Seviç keser hop dönderir
Hodak hoo hoo!
Ağam bize haşıl gönderir
Sürün hoo hoo!

Sarı öküz hagosta
Hodak hoo hoo!
Helva gelir çinko tasta
Sürün hoo hoo!

Gençler kotana gitmiş
Hodak hoo hoo
Köy kızları kalmış yasta
Hodak hoo hoo!

Kotan gider iz gider
Hodak hoo hoo!
Gelin gider kız gider
Sürün hodak hoo hoo!

Bu kız yolu şaşırmış
Hodak hoo hoo!
İnşallah bize gider
Sürün hodak hoo hoo!

Bugün ayın onudur
Hodak hoo hoo!
Günlüklerin sonudur
Sürün hodak hoo hoo!

Hora Vel - Xora Wel kavramlarımının Palaca ile yani Pallikçe bağlantısının araştırılması önemli sonuçlar verecektir.
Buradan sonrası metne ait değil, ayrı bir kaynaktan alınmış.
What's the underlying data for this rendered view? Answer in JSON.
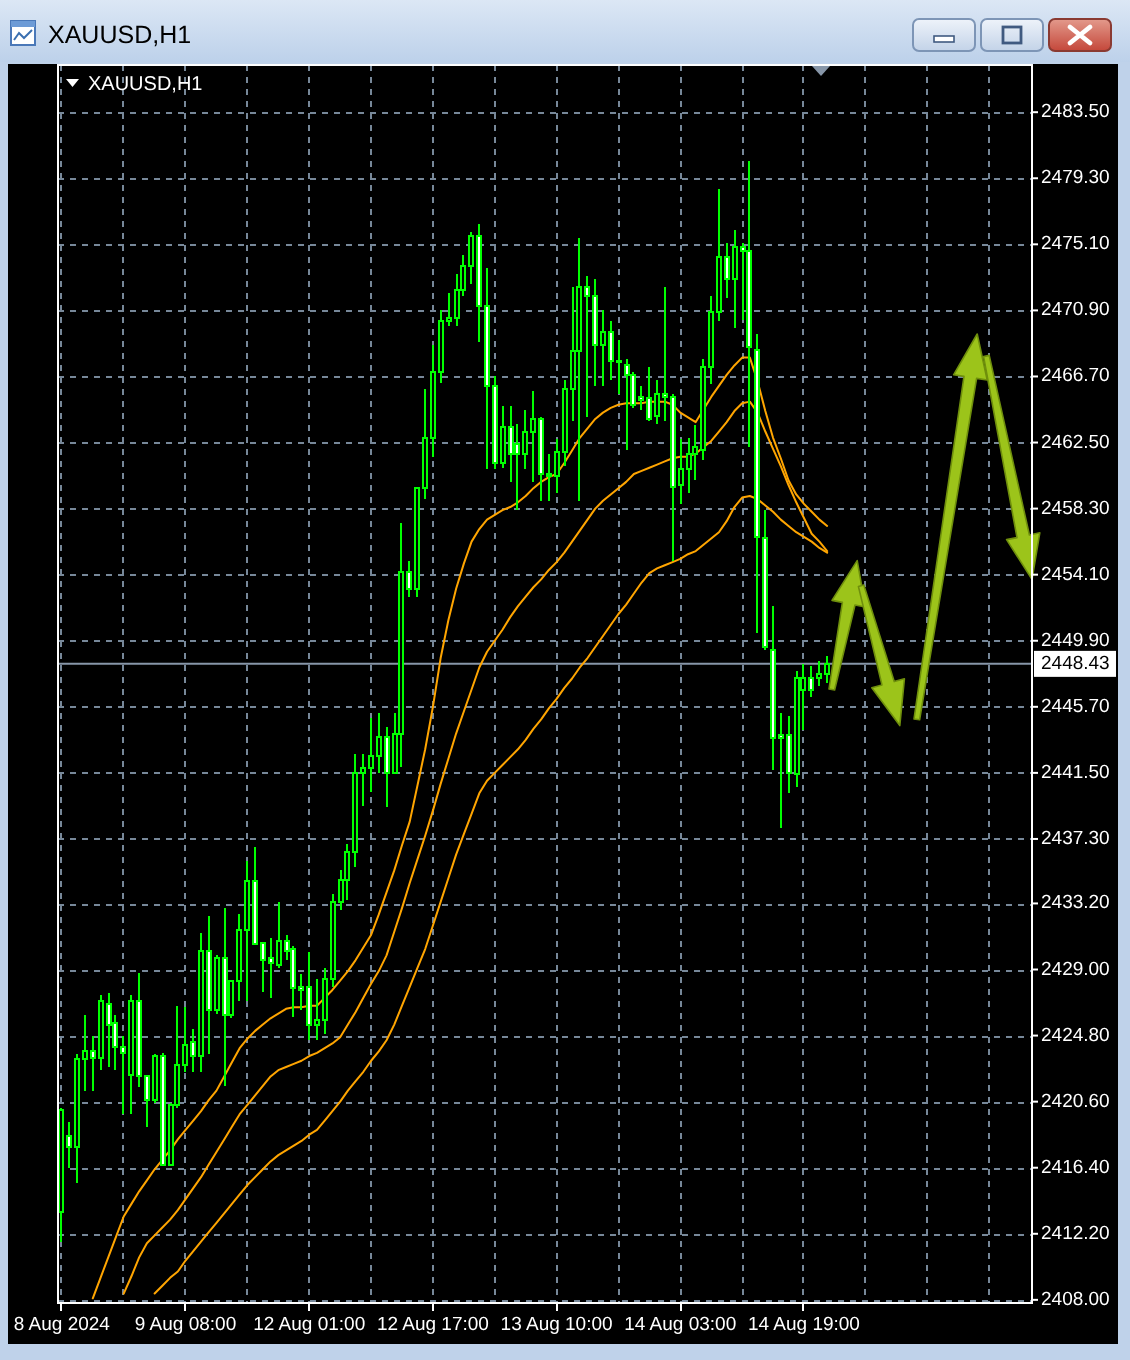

Ayrıca xorawel kavramı günlük dilde çeşitli mecazlarla kullanılmıştır.

Not: “Ola na xorawel ediyersın.”

Bu cümlede xorawel, boş söz-gereksiz konuşma-şamata-gürültü anlamında kullanılmakta. (Şavşat-Ardanuç)

Bitirirken

Girişte böyle bir konu açısından uzunca ele aldığımız yaşam algıları ve bilinç biçimlerinin değişimininin hızlanması ve değişim süreci, biryanıyla kapitalizmin özel mülkiyete dayalı tüm toplumsal-tarihsel birikimleri yönetsel araçsallaştırılması biçiminde egemenlik-hedeflilik sorunu olduğu kadar diğer yandan kapitalizm-özel mülkiyete dayalı tüm toplumsal biçimlere karşı oluşacak tarihsel tüm insani birikimleri kapsayıp geliştiren yanıtlarıda içeren toplumsal mücadelelerin 21.yüzyıl koşullarında üretilmesi olarak devam etmektedir. Her birikim ve kimliğin, tüm öğe ve alt kimliklerinin kapitalizm tarafından araçlaştırılmasına karşı evrensel kimlik-bilimsel eleştirel aklın tüm bu kimlik ve öğelerle kuracağı insani etkileşim kapitalizmin mikro birey-kimliklere dayalı toplum hedefine verilecek yanıt olarak toplumsal-evrensel kollektif hafızaya evrilecektir. Bireyin tüm kimlikleri ile bilimsel eleştirel akıl ile kuracağı insani diyalog ve üzerinde inşa edeceği kendini anlama-anlamlandırma süreçleri, özel mülkiyet ve kapitalizmin kaotik-anarko bireyine verilecek nihai yanıt olacaktır.

Değişim kadar bireyin değişim algısının toplumsal ortak hafızaya dönüşen birikimi, geleceğe ilişkin algı ve yapacaklarımızı belirleyen en önemli etkendir. Algılarımız gibi bilgi de herşey gibi görelidir. Ve sürekli değişir. Bilgi, geliştirilebilir ve yanlışlanabilir olmalıdır. Doğru ya da yanlış mutlak olmayandır. Geliştirilebilir bilgi insani yani toplumsal olandır.